Letters to the Editor

‘Race card’ headline smacks of bias

  • Speaker of the House of Assembly: Dennis Lister

Dear Sir,

It was unfortunate that the recent Royal Gazette online article, published on June 23, entitled “Speaker draws race card on public registers”, used the terminology “race card” in the heading, even though it was not used anywhere in the article.

Unfortunately this phrase and associated attitudes are the biggest obstacles to progress on racial issues today. It is often used to allege that someone has deliberately and falsely accused another person of being a racist in order to gain some sort of advantage.

Today this statement is mostly used by white individuals when a black person brings up racial issues or calls out instances or experiences of racism as “playing the race card”.

This is perhaps the least helpful and least productive response that can be made when a person or group claims racism or oppression. In fact it is the marginalisation, denying and devaluing of problems that leads to consequences of protests, riots and resentment.

In my opinion, to even use this terminology when referring to a black individual or group is highly likely coming from a level of bias (implicit or otherwise) or racism, and at the very least its use proves a very insular world view and limited understanding of the dynamics of race and oppression.
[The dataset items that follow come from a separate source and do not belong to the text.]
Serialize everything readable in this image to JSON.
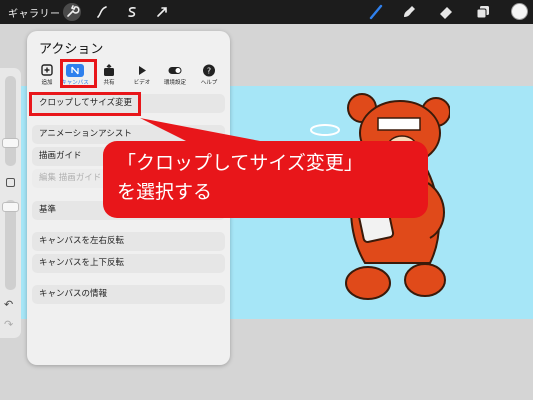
{
  "topbar": {
    "gallery_label": "ギャラリー",
    "tools": [
      "wrench-icon",
      "magic-wand-icon",
      "selection-icon",
      "transform-arrow-icon"
    ],
    "right_tools": [
      "brush-icon",
      "smudge-icon",
      "eraser-icon",
      "layers-icon"
    ],
    "current_color": "#f6f6f6"
  },
  "panel": {
    "title": "アクション",
    "tabs": [
      {
        "label": "追加",
        "icon": "add-icon"
      },
      {
        "label": "キャンバス",
        "icon": "canvas-icon",
        "active": true
      },
      {
        "label": "共有",
        "icon": "share-icon"
      },
      {
        "label": "ビデオ",
        "icon": "video-icon"
      },
      {
        "label": "環境設定",
        "icon": "toggle-icon"
      },
      {
        "label": "ヘルプ",
        "icon": "help-icon"
      }
    ],
    "items": {
      "crop_resize": "クロップしてサイズ変更",
      "animation_assist": "アニメーションアシスト",
      "drawing_guide": "描画ガイド",
      "edit_drawing_guide": "編集 描画ガイド",
      "reference": "基準",
      "flip_horizontal": "キャンバスを左右反転",
      "flip_vertical": "キャンバスを上下反転",
      "canvas_info": "キャンバスの情報"
    }
  },
  "callout": {
    "line1": "「クロップしてサイズ変更」",
    "line2": "を選択する"
  },
  "colors": {
    "highlight_red": "#e8161a",
    "accent_blue": "#2f80ed",
    "artboard": "#a6e6f7"
  }
}
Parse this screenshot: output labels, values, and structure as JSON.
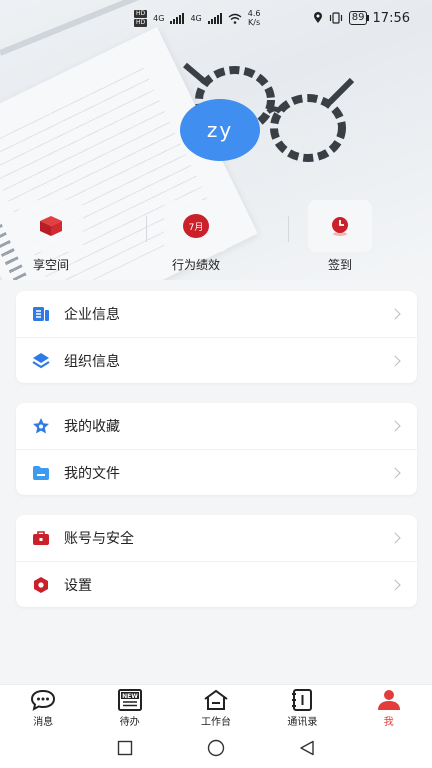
{
  "status_bar": {
    "net1": "4G",
    "net2": "4G",
    "speed_value": "4.6",
    "speed_unit": "K/s",
    "battery": "89",
    "time": "17:56"
  },
  "profile": {
    "avatar_text": "zy",
    "avatar_color": "#3f8ef0"
  },
  "quick_actions": [
    {
      "label": "享空间",
      "icon": "box-icon"
    },
    {
      "label": "行为绩效",
      "icon": "calendar-7-icon",
      "badge": "7月"
    },
    {
      "label": "签到",
      "icon": "clock-pin-icon"
    }
  ],
  "menu": {
    "group1": [
      {
        "label": "企业信息",
        "icon": "company-icon"
      },
      {
        "label": "组织信息",
        "icon": "layers-icon"
      }
    ],
    "group2": [
      {
        "label": "我的收藏",
        "icon": "star-icon"
      },
      {
        "label": "我的文件",
        "icon": "folder-icon"
      }
    ],
    "group3": [
      {
        "label": "账号与安全",
        "icon": "briefcase-lock-icon"
      },
      {
        "label": "设置",
        "icon": "settings-hex-icon"
      }
    ]
  },
  "bottom_nav": [
    {
      "label": "消息",
      "icon": "chat-icon"
    },
    {
      "label": "待办",
      "icon": "new-icon"
    },
    {
      "label": "工作台",
      "icon": "home-icon"
    },
    {
      "label": "通讯录",
      "icon": "contacts-icon"
    },
    {
      "label": "我",
      "icon": "person-icon",
      "active": true
    }
  ],
  "colors": {
    "accent_red": "#e33c3c",
    "icon_blue": "#2f7ae5",
    "icon_red": "#c9202a"
  }
}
From a media perspective it is inflammatory and purposefully used to gain reactions.

To imply that the Speaker of the House of Assembly is using the “race card” in questioning the possibility of racial bias behind the decision by the United Kingdom’s Parliament to only request that its territories that have a predominantly black population to publish their registers is unfortunate at the least, and at worst, can be perceived as an example of casual racism and/or a microaggression. It is the impact of such remarks that make them an act of microaggression, even if the motive might not be mischievous or malicious, it doesn’t mean it isn’t racism.

This letter is not about the pros and cons of public registers, nor about the implicit bias that might be behind the actions of the UK Parliament. It is about the language we use to demean, marginalise, sideline, shut down and devalue conversations on race.

Unless we talk about racism and its current-day legacies, it’s not going to get better and nothing is going to change. It’s like putting a Band-Aid over an infected wound … leave it long enough and you’re going to get blood poisoning.

Unless we look at what is dividing us as a people, examine the root cause, and repair the harm, we are never going to get better. It is going to be uncomfortable, but it can also be liberating. It is possible to confront the deep problems in our society without being confrontational.